When it comes to marketing for financial institutions, most individuals will think of Millennials, the center subject of marketing for the last 10 years. Acquiring young consumers means a major lifetime value of the consumer, and Millennials are now entering a more evolved stage in their earning potential. However, Gen Z is now on the map, and Gen Xers as well as Baby Boomers have become incredibly valuable assets. Consider the following when thinking about how your financial institution targets generational cohorts.
Gen Z Provides Unique Opportunities
When most people thinking of marketing toward Gen Z, they think of a young, tech-savvy generation that will likely focus entirely on digital interactions as a point of differentiation. However, for retail banking, this isn’t the case. Due to their uncertain financial states (being young and building a financial footing for the first time), Gen Z consumers have a higher tendency to visit branches, consistent with the idea that those less certain with their finances tend to show up in person more. Marketers need to see this as an opportunity to differentiate their brand through in-branch experiences, including unique out-of-the-box concepts like Capital One cafes, geared toward a more casual in-person interaction.
Millennials Aren’t That Young
Millennials are buying homes, having children and entering a stage in their careers where they have found consistency of work and are getting promotions. The stereotype of Millennials being childless, scraping by and only interested in saving enough money for happy hour may have been applicable as recently as five years ago, but this cohort is evolving and, after a long stretch of delaying child bearing, may be thinking about their families and long term futures more.
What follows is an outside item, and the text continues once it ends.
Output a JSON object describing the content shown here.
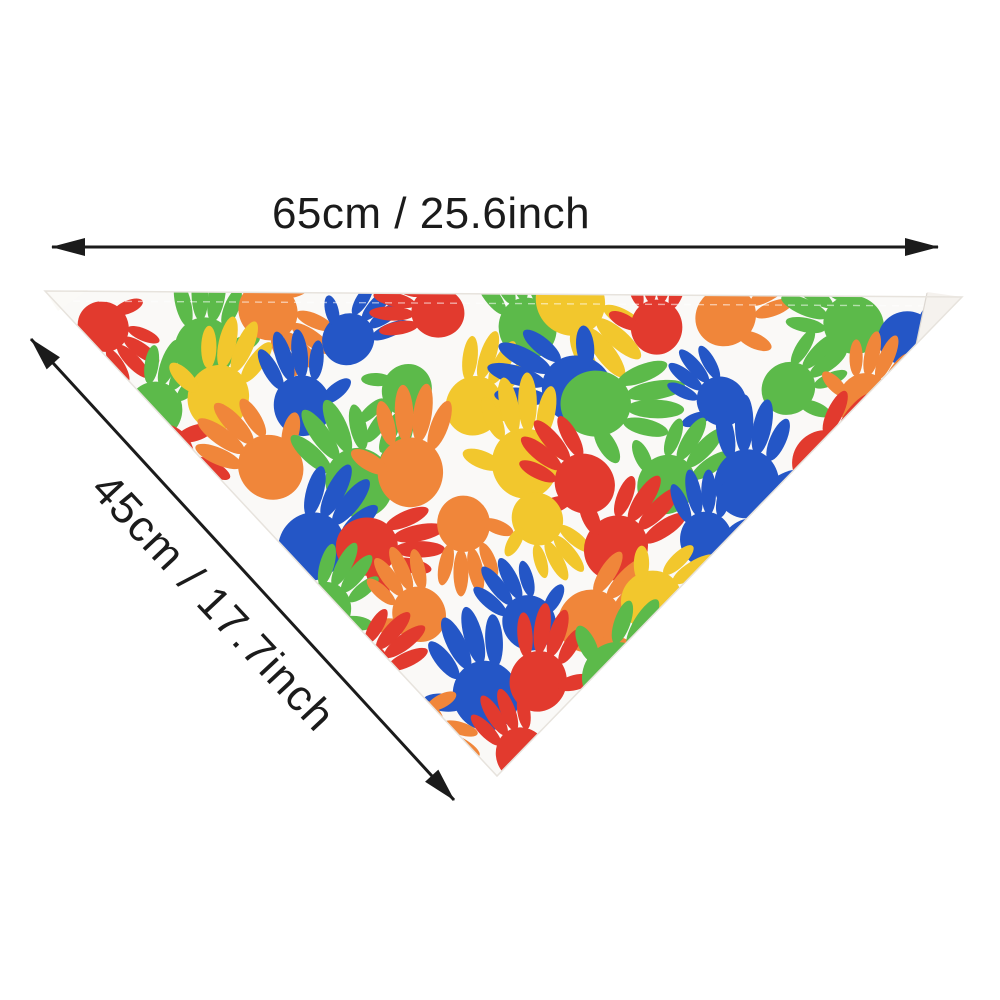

In order to cater to this demographic, financial institutions need to tailor their services to meet the needs of this evolving demographic. Specifically, financial institutions should think about ways they can serve these life events, such as providing life insurance before having children, tailoring retirement savings to set Millennials up for success, and helping Millennials budget in order to achieve the ever-elusive goal of home ownership.
Complex Landscape of Gen Xers
Often considered a forgotten generation, especially in terms of marketing, Gen Xers have a particularly strong financial stance that puts organizations overlooking their financial power at risk. Gen X owns businesses, is in the peak of its earning potential and is accumulating wealth at the highest rate. These unique characteristics also make Gen X extremely financially responsible — that is, they are responsible for the financial wellbeing of their household, children, communities, and are increasingly facing the task of providing financial assistance to aging parents who may need help with medical care.
With all of this responsibility, financial institutions should work to provide personalized help to Gen Xers on how to best leverage their finances, meet the pressing needs they’re faced with and help them stay on track to long term goals like retirement and paying for parts of their children’s college educations.
Changing Needs of Boomers
Baby Boomers seem like an unlikely target for marketers. With most financial institutions soliciting young individuals with the hope of acquiring a malleable consumer’s attention, Baby Boomers seem like they might be stuck in their ways, already committed to a financial institution. However, the transitions of retirement, increasing medical costs and wealth management present new challenges for Boomers, and new opportunities for financial institutions. Banks and credit unions should give attention to this cohort, especially due to the sheer amount of wealth it has amassed and the huge population it represents. Finding ways to serve annuities, help with estate planning and maximize the value these individuals can receive in healthcare will help financial institutions win over this huge market share.